On Convergence of Gradient Expected Sarsa($λ$)
This addresses convergence issues in reinforcement learning algorithms for researchers and practitioners, but it is incremental as it builds on existing gradient temporal difference methods.
The paper tackles the instability of Expected Sarsa(λ) with linear function approximation in off-policy learning by proposing a convergent Gradient Expected Sarsa(λ) algorithm, which achieves linear convergence to the optimal solution and is verified through experiments.

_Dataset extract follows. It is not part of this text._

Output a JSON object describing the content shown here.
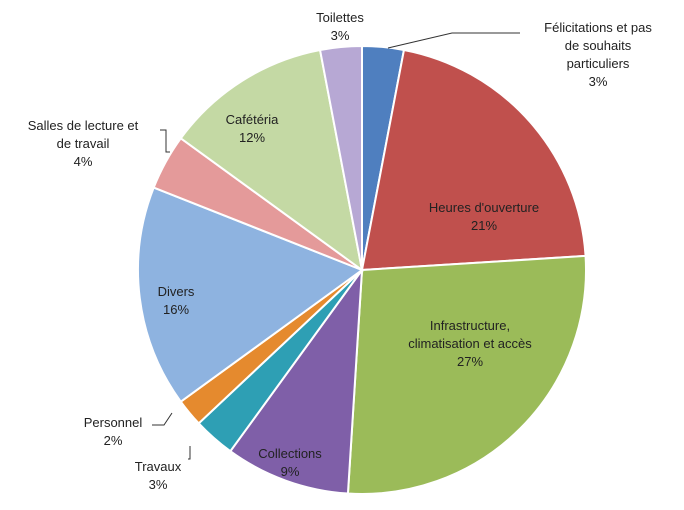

We study the convergence of $\mathtt{Expected~Sarsa}(λ)$ with linear function approximation. We show that applying the off-line estimate (multi-step bootstrapping) to $\mathtt{Expected~Sarsa}(λ)$ is unstable for off-policy learning. Furthermore, based on convex-concave saddle-point framework, we propose a convergent $\mathtt{Gradient~Expected~Sarsa}(λ)$ ($\mathtt{GES}(λ)$) algorithm. The theoretical analysis shows that our $\mathtt{GES}(λ)$ converges to the optimal solution at a linear convergence rate, which is comparable to extensive existing state-of-the-art gradient temporal difference learning algorithms. Furthermore, we develop a Lyapunov function technique to investigate how the step-size influences finite-time performance of $\mathtt{GES}(λ)$, such technique of Lyapunov function can be potentially generalized to other GTD algorithms. Finally, we conduct experiments to verify the effectiveness of our $\mathtt{GES}(λ)$.